Given the following method-chain:
modelBuilder
.Entity<Student>()
.HasOne<StudentAddress>(s => s.Address)
.WithOne(ad => ad.Student);
How does HasOne
know about the Student
type (shown in lambda argument) provided by its previous method Entity<Student>
?
Seems to me as if Entity<Student>
somehow passes its designated type parameter Student
to the next method via chaining (return value of Entity<Student>
being the base object for next method HasOne
).
I'm guessing that you are calling this method:
public virtual EntityTypeBuilder<TEntity> Entity<TEntity>() where TEntity : class;
Look closely at the signature. The method takes a generic parameter called TEntity
, and returns a EntityTypeBuilder<TEntity>
, allowing you to chain any calls that can be called on EntityTypeBuilder<TEntity>
at the end of a call to Entity<TEntity>()
call.
In your case, you called Entity<Student>()
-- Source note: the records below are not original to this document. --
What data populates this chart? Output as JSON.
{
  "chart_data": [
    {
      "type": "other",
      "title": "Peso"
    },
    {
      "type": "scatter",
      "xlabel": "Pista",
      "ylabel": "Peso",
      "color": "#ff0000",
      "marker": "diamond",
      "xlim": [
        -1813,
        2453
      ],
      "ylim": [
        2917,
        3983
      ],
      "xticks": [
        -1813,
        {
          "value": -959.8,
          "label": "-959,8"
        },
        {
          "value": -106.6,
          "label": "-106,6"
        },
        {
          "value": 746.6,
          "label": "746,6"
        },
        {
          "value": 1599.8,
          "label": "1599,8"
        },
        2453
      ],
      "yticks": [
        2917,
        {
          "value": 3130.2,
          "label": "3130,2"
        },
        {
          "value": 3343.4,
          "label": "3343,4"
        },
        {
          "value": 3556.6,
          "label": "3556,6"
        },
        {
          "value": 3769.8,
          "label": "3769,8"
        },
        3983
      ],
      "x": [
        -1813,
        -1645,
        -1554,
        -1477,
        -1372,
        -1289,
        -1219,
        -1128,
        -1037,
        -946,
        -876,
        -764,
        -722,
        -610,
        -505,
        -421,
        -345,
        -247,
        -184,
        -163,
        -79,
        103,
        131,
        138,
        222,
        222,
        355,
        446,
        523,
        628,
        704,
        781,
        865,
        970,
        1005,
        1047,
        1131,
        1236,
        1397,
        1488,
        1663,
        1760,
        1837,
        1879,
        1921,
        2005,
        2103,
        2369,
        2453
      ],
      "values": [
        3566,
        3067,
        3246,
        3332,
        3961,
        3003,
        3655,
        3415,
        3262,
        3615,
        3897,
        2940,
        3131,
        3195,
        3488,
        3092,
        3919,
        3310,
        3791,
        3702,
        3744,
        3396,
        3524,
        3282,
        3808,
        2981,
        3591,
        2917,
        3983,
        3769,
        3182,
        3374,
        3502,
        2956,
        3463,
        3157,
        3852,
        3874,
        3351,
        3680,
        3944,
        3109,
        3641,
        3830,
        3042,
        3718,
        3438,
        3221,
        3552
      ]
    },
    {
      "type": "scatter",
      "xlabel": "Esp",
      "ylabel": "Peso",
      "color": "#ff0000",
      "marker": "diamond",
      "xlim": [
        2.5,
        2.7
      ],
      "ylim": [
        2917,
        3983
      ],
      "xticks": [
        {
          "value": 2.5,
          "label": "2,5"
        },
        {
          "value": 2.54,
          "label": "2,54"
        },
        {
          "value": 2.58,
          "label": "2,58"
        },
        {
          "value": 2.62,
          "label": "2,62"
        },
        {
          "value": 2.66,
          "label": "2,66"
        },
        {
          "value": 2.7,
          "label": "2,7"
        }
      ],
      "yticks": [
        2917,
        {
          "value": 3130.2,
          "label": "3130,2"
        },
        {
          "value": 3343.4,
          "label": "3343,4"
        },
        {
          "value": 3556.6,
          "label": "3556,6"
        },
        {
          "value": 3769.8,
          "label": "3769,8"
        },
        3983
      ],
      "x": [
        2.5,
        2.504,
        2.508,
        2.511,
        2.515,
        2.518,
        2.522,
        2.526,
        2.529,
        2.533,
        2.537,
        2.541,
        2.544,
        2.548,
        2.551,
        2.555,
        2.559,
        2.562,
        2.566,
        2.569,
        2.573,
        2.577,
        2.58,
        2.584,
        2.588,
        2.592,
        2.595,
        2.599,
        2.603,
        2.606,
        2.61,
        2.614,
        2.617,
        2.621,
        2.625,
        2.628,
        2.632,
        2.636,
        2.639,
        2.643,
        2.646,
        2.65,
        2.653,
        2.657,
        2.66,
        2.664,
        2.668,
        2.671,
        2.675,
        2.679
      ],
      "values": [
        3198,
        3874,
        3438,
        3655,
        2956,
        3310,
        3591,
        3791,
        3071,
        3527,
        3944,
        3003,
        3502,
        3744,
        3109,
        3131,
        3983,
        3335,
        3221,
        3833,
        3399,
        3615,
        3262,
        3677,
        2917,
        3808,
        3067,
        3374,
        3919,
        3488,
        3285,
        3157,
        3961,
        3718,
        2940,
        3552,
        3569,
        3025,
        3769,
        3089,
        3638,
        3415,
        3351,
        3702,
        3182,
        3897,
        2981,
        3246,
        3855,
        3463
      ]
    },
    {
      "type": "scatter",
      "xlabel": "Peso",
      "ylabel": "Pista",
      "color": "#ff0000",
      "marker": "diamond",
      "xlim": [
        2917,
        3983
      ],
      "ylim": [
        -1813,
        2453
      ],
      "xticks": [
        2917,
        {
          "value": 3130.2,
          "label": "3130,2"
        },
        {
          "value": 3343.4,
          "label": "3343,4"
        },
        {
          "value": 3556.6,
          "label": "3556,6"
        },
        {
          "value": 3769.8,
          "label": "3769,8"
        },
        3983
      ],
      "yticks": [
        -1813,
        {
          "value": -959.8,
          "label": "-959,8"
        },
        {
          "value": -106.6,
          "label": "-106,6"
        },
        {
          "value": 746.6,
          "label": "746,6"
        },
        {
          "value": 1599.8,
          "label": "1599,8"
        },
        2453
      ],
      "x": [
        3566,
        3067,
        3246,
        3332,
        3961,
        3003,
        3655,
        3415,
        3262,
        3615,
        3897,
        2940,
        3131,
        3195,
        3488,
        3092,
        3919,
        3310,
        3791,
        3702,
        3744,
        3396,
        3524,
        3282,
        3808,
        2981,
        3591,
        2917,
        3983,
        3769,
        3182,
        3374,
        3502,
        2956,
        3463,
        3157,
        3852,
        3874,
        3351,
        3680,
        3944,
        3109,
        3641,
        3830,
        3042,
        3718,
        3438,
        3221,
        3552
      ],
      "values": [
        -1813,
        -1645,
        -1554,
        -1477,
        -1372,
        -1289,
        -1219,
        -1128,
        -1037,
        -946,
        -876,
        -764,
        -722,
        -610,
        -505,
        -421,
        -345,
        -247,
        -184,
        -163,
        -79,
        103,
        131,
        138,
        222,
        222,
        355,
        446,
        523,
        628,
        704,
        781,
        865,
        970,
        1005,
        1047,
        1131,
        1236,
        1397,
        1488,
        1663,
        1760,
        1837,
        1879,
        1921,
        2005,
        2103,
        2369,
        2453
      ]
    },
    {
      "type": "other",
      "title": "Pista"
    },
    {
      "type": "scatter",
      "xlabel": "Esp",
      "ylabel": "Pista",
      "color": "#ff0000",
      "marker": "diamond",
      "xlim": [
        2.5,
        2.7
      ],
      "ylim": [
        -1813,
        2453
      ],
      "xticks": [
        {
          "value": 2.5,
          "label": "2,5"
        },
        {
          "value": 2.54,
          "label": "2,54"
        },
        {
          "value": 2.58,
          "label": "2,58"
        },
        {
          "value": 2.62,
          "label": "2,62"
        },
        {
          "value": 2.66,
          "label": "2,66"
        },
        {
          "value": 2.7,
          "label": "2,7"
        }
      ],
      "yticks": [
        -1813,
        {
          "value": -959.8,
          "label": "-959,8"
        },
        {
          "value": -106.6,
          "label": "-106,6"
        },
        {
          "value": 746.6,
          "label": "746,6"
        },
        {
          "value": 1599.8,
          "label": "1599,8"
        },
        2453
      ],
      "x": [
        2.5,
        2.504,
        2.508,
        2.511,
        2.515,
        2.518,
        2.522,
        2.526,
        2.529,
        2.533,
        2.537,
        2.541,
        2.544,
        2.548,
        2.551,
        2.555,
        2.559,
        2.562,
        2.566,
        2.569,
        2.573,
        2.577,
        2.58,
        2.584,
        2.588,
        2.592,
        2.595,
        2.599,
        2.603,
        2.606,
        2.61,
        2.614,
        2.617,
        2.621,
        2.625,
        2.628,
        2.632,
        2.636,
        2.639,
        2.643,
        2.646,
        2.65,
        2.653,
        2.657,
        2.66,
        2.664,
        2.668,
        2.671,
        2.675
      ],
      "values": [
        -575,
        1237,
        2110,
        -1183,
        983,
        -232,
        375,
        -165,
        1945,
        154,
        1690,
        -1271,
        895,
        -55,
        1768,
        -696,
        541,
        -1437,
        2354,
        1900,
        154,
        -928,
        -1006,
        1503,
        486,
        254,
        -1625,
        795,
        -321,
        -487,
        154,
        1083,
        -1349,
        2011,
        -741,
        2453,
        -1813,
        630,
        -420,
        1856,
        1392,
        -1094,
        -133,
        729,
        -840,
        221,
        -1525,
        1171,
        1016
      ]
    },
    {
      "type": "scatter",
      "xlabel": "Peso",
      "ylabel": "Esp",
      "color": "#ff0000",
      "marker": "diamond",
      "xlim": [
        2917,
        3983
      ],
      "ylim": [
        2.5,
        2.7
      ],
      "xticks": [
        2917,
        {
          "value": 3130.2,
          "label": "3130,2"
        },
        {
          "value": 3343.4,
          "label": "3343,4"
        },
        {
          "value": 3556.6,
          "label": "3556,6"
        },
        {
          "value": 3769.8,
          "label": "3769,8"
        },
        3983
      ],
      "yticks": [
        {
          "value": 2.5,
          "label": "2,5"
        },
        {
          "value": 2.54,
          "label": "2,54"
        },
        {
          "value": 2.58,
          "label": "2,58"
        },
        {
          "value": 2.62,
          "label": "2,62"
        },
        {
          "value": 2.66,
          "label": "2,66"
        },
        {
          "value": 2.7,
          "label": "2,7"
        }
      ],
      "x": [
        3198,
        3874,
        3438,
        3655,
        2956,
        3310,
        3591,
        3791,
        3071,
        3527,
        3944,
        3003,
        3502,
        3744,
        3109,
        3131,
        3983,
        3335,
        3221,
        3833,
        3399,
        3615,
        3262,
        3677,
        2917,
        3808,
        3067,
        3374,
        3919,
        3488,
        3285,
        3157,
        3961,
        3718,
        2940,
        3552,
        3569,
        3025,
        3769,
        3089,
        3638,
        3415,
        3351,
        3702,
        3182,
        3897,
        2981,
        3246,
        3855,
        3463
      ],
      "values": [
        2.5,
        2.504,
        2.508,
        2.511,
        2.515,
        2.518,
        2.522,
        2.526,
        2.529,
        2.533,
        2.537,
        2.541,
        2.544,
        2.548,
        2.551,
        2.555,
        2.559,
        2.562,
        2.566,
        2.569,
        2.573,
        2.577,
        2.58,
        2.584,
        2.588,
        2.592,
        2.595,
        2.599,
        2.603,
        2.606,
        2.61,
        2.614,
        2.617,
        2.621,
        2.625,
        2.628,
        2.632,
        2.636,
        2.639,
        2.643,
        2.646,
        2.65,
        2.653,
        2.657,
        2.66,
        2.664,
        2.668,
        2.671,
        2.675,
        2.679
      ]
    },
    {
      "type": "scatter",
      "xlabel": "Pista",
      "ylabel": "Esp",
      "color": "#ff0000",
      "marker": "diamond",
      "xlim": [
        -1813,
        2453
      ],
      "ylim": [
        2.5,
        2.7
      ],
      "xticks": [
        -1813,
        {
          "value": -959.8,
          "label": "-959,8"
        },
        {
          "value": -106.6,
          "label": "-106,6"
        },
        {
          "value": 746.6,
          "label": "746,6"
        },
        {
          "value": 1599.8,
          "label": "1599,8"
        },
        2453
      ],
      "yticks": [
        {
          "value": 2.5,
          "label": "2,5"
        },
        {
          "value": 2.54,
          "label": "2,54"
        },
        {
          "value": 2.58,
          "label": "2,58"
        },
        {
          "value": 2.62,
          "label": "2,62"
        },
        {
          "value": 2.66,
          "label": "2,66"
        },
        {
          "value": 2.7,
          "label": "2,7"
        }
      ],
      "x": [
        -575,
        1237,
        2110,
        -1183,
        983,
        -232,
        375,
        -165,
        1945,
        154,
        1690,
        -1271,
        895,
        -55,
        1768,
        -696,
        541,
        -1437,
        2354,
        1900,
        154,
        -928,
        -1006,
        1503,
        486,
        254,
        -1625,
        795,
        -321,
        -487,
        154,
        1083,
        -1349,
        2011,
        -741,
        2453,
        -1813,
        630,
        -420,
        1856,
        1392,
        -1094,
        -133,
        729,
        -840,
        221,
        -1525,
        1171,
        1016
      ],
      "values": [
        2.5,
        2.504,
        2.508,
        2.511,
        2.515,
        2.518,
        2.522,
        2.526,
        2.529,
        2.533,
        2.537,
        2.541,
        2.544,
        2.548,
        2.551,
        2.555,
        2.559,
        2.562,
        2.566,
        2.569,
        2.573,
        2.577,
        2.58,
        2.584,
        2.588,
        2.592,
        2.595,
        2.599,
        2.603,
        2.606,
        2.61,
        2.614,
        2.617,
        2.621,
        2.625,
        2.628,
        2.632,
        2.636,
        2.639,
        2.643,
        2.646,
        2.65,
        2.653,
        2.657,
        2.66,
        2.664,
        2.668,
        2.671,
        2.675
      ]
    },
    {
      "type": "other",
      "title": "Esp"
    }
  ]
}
, so the signature dictates that the result must be a EntityTypeBuilder<Student>
. Then, you were able to call EntityTypeBuilder<Student>.HasOne
:
public virtual ReferenceNavigationBuilder<TEntity,TRelatedEntity> HasOne<TRelatedEntity> (Expression<Func<TEntity,TRelatedEntity>> navigationExpression = null) where TRelatedEntity : class;
Look at what HasOne
accepts - Expression<Func<TEntity,TRelatedEntity>>
. Because you are calling EntityTypeBuilder<Student>.HasOne
, TEntity
is Student
. The compiler sees your lambda expression and infers that s
must be Student
, because that's the only way that the lambda expression could be converted to Expression<Func<TEntity,TRelatedEntity>>
.
Also note that HasOne
returns a ReferenceNavigationBuilder<TEntity,TRelatedEntity>
, which allows you to chain other calls, and that now you have passed two pieces of type information TEntity
and TRelatedEntity
.
In fact, you don't need to specify the generic parameter for HasOne
, the compiler can infer those as well:
modelBuilder
.Entity<Student>()
.HasOne(s => s.Address)
.WithOne(ad => ad.Student);